Приказом начальника экспедиции на время пурги было введено «осадное положение». У самолетов установили усиленное дежурство. Люди менялись каждые два часа, продвигаясь чуть ли не ползком, держась за протянутый для безопасности трос. Всем, кроме дежурных, было запрещено покидать помещение станции.
Шмидт в очередь со всеми ходил дежурить у самолетов, которые сплошь занесло снегом. Над ними выросли огромные сугробы. Два дня напряженного труда понадобилось потом, чтобы откопать воздушные корабли.
Наконец, погода на Маточкином Шаре установилась; на небе — ни облака. Тихо и солнечно. Но, как на зло, остров Рудольфа закрыт туманом. Когда же на Земле Франца-Иосифа погода улучшилась, на Новой Земле поднялся восьмибальный ветер.
О. Ю. Шмидт угощает любимца зимовщиков острова Рудольфа.
В Арктике нужно дорожить каждой минутой летной погоды. И хоть нет уверенности, что удастся скоро вылететь, все равно надо готовить машины.
…Через час все машины поднялись в воздух.
Незримыми нитями они связаны между собой.
Каждые четверть часа флагманский корабль заботливо запрашивает по радио:
— Все ли в порядке, Молоков? Мазурук? Как идут дела, Алексеев?
В ответ командиры сообщают:
— Все в порядке… Благодарим…
Под самолетами разошлись облака и в просветах блеснуло Баренцево море, покрытое крупными льдинами.
Затем внизу появились острова архипелага.
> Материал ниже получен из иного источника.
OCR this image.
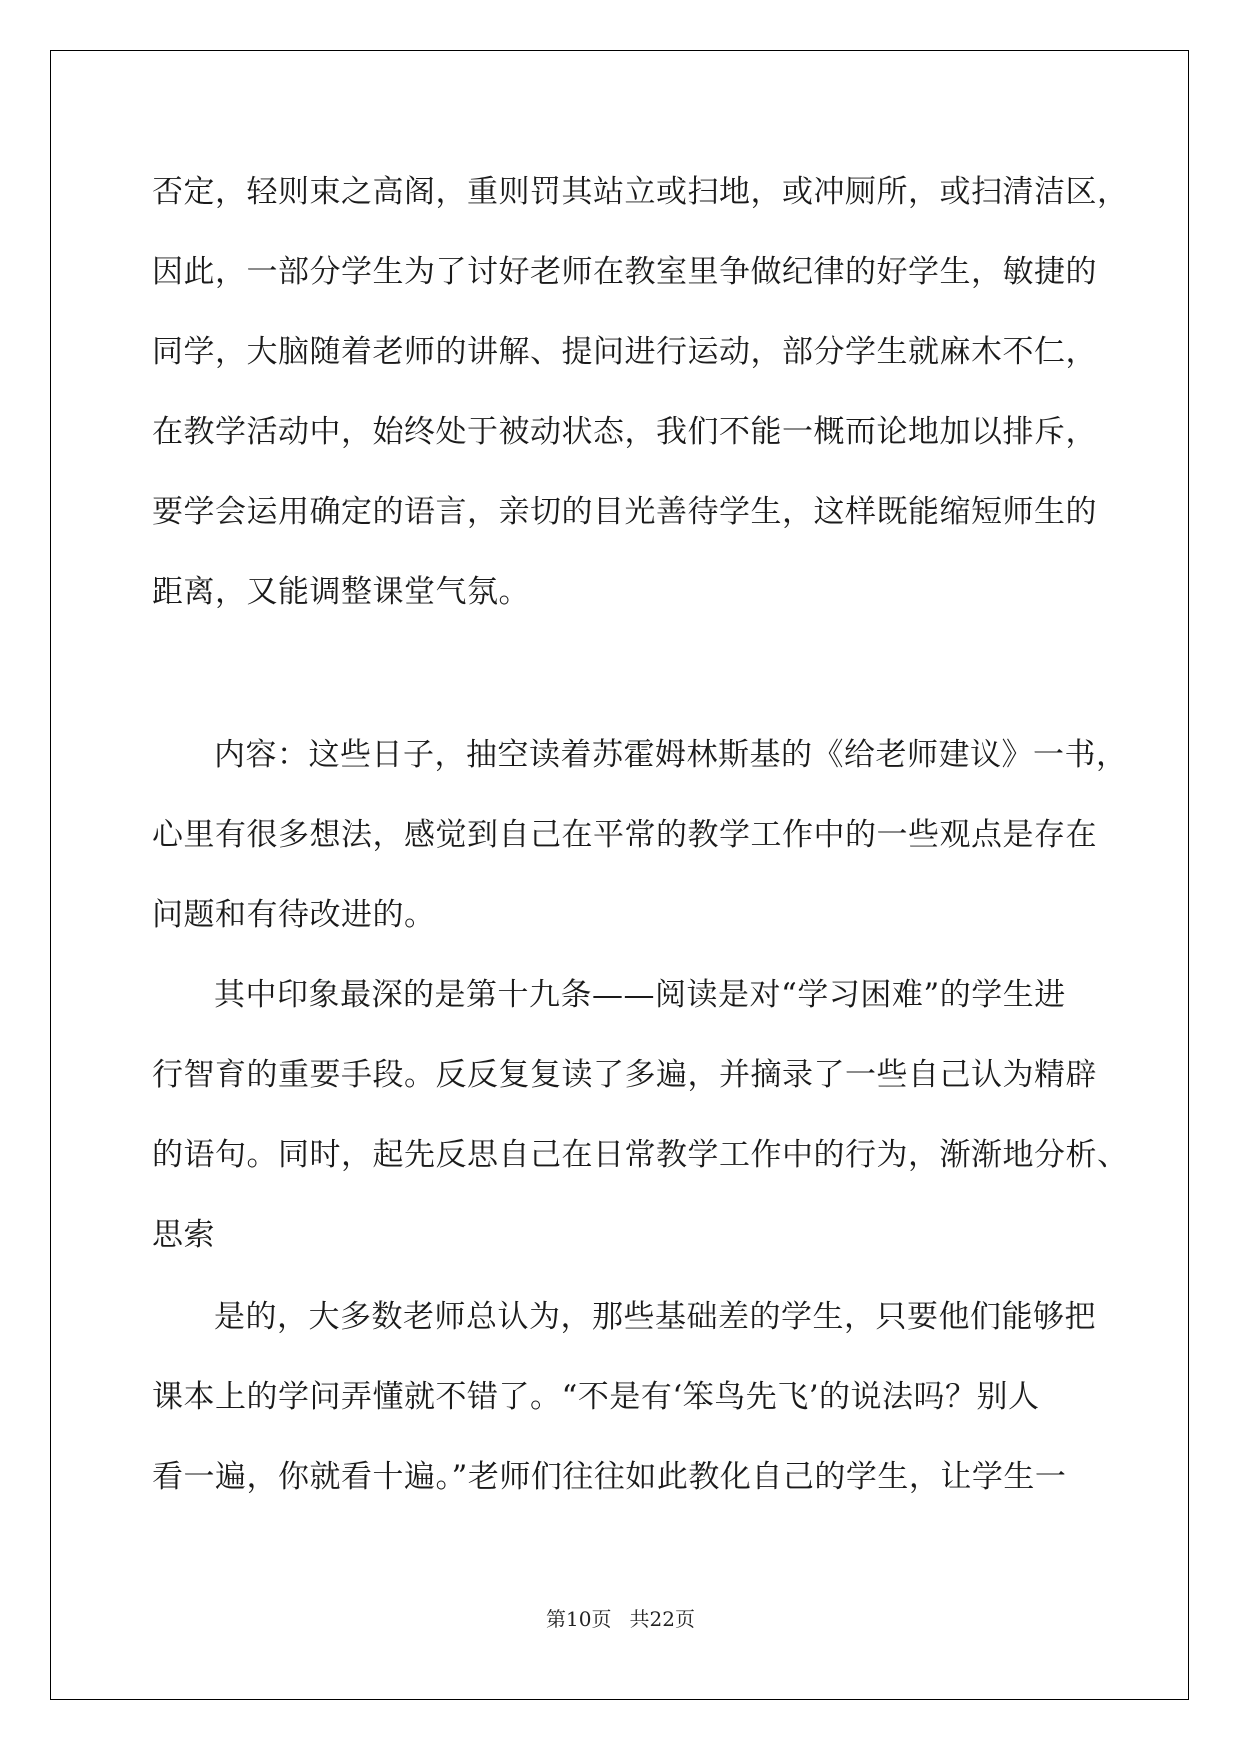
否定，轻则束之高阁，重则罚其站立或扫地，或冲厕所，或扫清洁区，
因此，一部分学生为了讨好老师在教室里争做纪律的好学生，敏捷的
同学，大脑随着老师的讲解、提问进行运动，部分学生就麻木不仁，
在教学活动中，始终处于被动状态，我们不能一概而论地加以排斥，
要学会运用确定的语言，亲切的目光善待学生，这样既能缩短师生的
距离，又能调整课堂气氛。
内容：这些日子，抽空读着苏霍姆林斯基的《给老师建议》一书，
心里有很多想法，感觉到自己在平常的教学工作中的一些观点是存在
问题和有待改进的。
其中印象最深的是第十九条——阅读是对“学习困难”的学生进
行智育的重要手段。反反复复读了多遍，并摘录了一些自己认为精辟
的语句。同时，起先反思自己在日常教学工作中的行为，渐渐地分析、
思索
是的，大多数老师总认为，那些基础差的学生，只要他们能够把
课本上的学问弄懂就不错了。“不是有‘笨鸟先飞’的说法吗？别人
看一遍，你就看十遍。”老师们往往如此教化自己的学生，让学生一
第10页 共22页
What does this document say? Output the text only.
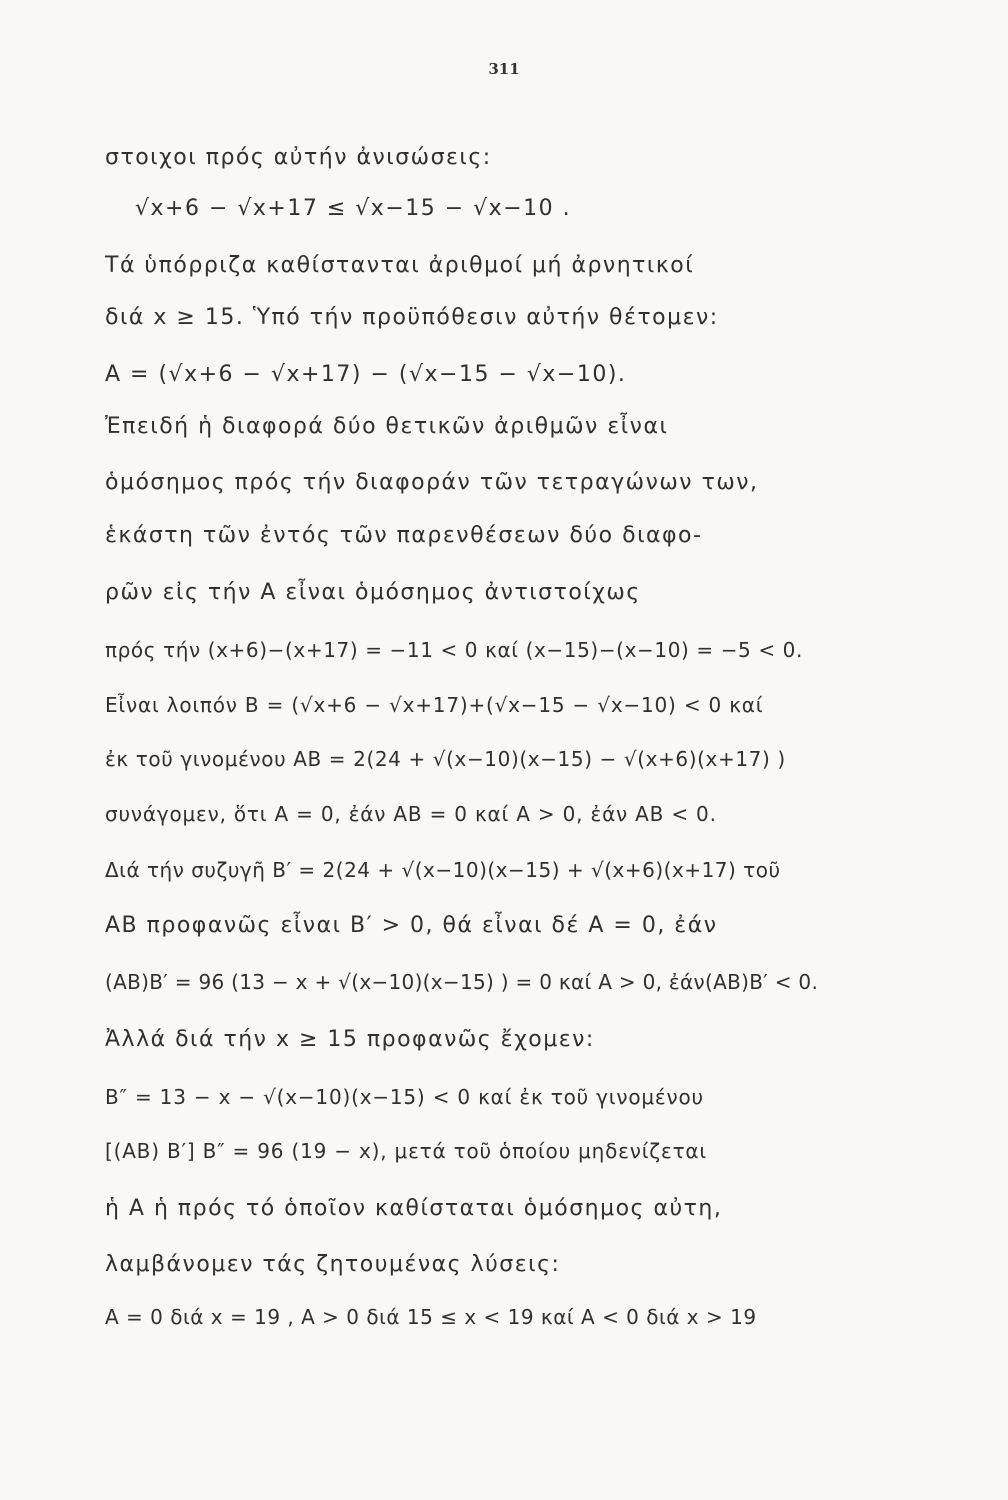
311
στοιχοι πρός αὐτήν ἀνισώσεις:
√x+6 − √x+17 ≤ √x−15 − √x−10 .
Τά ὑπόρριζα καθίστανται ἀριθμοί μή ἀρνητικοί
διά x ≥ 15. Ὑπό τήν προϋπόθεσιν αὐτήν θέτομεν:
A = (√x+6 − √x+17) − (√x−15 − √x−10).
Ἐπειδή ἡ διαφορά δύο θετικῶν ἀριθμῶν εἶναι
ὁμόσημος πρός τήν διαφοράν τῶν τετραγώνων των,
ἑκάστη τῶν ἐντός τῶν παρενθέσεων δύο διαφο-
ρῶν εἰς τήν A εἶναι ὁμόσημος ἀντιστοίχως
πρός τήν (x+6)−(x+17) = −11 < 0 καί (x−15)−(x−10) = −5 < 0.
Εἶναι λοιπόν B = (√x+6 − √x+17)+(√x−15 − √x−10) < 0 καί
ἐκ τοῦ γινομένου AB = 2(24 + √(x−10)(x−15) − √(x+6)(x+17) )
συνάγομεν, ὅτι A = 0, ἐάν AB = 0 καί A > 0, ἐάν AB < 0.
Διά τήν συζυγῆ B′ = 2(24 + √(x−10)(x−15) + √(x+6)(x+17) τοῦ
AB προφανῶς εἶναι B′ > 0, θά εἶναι δέ A = 0, ἐάν
(AB)B′ = 96 (13 − x + √(x−10)(x−15) ) = 0 καί A > 0, ἐάν(AB)B′ < 0.
Ἀλλά διά τήν x ≥ 15 προφανῶς ἔχομεν:
B″ = 13 − x − √(x−10)(x−15) < 0 καί ἐκ τοῦ γινομένου
[(AB) B′] B″ = 96 (19 − x), μετά τοῦ ὁποίου μηδενίζεται
ἡ A ἡ πρός τό ὁποῖον καθίσταται ὁμόσημος αὐτη,
λαμβάνομεν τάς ζητουμένας λύσεις:
A = 0 διά x = 19 , A > 0 διά 15 ≤ x < 19 καί A < 0 διά x > 19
Еще час полета и показался ледяной купол острова Рудольфа.
С воздуха отлично была видна площадка с посадочным знаком, мачта радиостанции и «колбаса» ветроуказателя.
Зимовщики радостно встретили участников экспедиции.
— А мы боялись, что вы, не заглядывая к нам, махнете на полюс, — шутили они.
Девятьсот километров воздушного пути только пять-шесть часов полета.
И как долго пришлось ждать, прежде чем можно было сделать решающий прыжок на полюс!
Шмидт ни на минуту не отступал от своего слова, данного в Кремле, — не рисковать!